Several schemes (programmes) are or have been in operation in Australia, including:
- National Heritage Trust Funds (1 and 2)
- National Action Plan for Salinity
- Caring for Our Country

Other programmes exist with the various states, for example;
New South Wales - Catchment Action Plan

===United Kingdom===

Several schemes are or have been in operation in the United Kingdom, including:
- Countryside Stewardship
- Environmentally Sensitive Areas Scheme

Currently England operates the following under the Environmental Stewardship scheme:
- Entry Level Stewardship
- Higher Level Stewardship
- Organic Entry Level Stewardship
- Higher Level Organic Entry Level stewardship

All of these schemes are administered by Natural England.

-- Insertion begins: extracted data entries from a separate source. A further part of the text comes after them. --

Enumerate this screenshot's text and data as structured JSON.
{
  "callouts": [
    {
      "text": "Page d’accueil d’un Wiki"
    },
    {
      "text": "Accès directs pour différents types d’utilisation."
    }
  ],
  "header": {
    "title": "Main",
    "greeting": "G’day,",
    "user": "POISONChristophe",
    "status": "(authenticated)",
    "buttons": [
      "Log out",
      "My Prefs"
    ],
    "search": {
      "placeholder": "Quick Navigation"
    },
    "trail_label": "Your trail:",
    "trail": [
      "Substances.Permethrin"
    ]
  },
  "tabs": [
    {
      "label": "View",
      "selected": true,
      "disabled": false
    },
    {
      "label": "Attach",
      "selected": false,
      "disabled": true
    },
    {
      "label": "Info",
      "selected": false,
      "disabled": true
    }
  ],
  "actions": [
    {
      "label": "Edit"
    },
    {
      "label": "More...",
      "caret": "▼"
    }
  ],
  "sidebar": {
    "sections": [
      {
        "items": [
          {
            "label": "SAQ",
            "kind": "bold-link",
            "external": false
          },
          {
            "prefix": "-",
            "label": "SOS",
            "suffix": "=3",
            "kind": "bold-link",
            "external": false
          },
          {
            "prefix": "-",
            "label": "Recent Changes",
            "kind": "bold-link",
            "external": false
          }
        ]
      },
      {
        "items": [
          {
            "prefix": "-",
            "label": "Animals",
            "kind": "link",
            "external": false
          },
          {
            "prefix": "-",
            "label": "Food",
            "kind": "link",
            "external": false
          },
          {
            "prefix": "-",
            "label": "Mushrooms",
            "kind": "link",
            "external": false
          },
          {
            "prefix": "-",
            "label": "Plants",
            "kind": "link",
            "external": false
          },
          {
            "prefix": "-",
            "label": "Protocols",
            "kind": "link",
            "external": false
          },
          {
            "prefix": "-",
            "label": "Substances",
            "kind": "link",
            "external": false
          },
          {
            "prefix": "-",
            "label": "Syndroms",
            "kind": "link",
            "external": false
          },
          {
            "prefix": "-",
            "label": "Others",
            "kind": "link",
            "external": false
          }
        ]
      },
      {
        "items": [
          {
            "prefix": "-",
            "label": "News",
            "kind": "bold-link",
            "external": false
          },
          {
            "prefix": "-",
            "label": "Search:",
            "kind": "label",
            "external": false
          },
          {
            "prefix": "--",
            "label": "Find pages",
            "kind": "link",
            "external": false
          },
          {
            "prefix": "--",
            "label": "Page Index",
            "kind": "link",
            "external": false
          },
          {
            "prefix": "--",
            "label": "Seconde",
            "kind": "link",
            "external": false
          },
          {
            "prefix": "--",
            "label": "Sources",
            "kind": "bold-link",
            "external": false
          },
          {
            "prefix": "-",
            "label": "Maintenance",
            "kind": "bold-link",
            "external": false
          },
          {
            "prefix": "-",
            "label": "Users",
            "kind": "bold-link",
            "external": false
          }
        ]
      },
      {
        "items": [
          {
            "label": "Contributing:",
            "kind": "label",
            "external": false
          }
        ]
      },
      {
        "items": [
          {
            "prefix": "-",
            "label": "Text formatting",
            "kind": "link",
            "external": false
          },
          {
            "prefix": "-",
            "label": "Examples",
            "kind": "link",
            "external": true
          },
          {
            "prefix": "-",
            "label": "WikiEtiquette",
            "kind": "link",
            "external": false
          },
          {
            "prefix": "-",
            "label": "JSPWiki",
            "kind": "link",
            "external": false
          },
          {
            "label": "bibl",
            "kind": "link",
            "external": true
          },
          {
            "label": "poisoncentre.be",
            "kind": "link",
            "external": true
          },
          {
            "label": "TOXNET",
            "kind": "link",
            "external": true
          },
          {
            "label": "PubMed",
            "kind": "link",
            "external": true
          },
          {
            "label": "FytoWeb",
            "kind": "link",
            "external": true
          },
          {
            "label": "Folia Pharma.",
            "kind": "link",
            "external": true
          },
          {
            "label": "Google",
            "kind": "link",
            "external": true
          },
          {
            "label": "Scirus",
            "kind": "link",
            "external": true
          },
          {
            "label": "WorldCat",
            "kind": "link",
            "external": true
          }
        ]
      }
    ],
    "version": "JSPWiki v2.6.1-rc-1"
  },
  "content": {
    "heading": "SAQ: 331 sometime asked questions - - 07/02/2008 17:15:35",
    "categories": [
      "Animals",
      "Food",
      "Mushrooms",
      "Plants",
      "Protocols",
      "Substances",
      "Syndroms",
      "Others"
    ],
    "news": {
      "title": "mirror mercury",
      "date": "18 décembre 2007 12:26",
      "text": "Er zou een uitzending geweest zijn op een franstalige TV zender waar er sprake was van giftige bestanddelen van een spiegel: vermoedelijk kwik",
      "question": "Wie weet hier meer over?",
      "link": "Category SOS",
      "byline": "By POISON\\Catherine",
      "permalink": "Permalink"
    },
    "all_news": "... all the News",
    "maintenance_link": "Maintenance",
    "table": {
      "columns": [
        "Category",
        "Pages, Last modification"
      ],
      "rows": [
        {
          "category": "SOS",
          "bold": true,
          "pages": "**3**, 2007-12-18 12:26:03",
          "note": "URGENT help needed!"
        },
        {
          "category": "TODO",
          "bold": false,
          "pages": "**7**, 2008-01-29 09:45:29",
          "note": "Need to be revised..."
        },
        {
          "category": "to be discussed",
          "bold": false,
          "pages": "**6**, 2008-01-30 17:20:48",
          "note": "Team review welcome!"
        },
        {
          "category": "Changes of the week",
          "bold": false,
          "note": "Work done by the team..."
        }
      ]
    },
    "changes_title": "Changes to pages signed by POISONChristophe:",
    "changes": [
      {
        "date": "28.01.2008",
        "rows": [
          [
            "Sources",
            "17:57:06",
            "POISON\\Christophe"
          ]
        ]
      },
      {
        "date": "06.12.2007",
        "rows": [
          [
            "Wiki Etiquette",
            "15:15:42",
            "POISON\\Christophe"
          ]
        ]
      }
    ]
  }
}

In 2007, Scotland adopted the SRDP (Scottish Rural Development Programme), a £1.6 billion programme of economic, environmental and social measures designed to develop rural Scotland. Individuals and groups may seek support to help deliver the Government's strategic objectives in rural Scotland.

The former prevailing agri-environment scheme in Wales was Tir Gofal, which means literally 'Land Care'. It was the first scheme
Europe, aimed at promoting whole farm conservation and management. It was different from previous schemes, as it brought farming and conservation into a different level of partnership.

Following Britain leaving the European Union, and thus no longer being a part of the Common Agricultural Policy of the EU, the British government initiated Environmental Land Management scheme (ELM) in 2024.

===France===

In some countries such as France, such schemes may be initiated by the central government:
- Schéma directeur d'aménagement et de gestion des eaux

===Switzerland===

Switzerland started reforming its agricultural policies in 1993 and after a referendum in 1996, since 1998 the country has linked the attribution of farm subsidies with the strict observance of good environmental practice. Before farmers can apply for subsidies, they must obtain certificates of environmental management systems (EMS) proving that they: “make a balanced use of fertilizers; use at least 7% of their farmland as ecological compensation areas; regularly rotate crops; adopt appropriate measures to protect animals and soil; make limited and targeted use of pesticides.”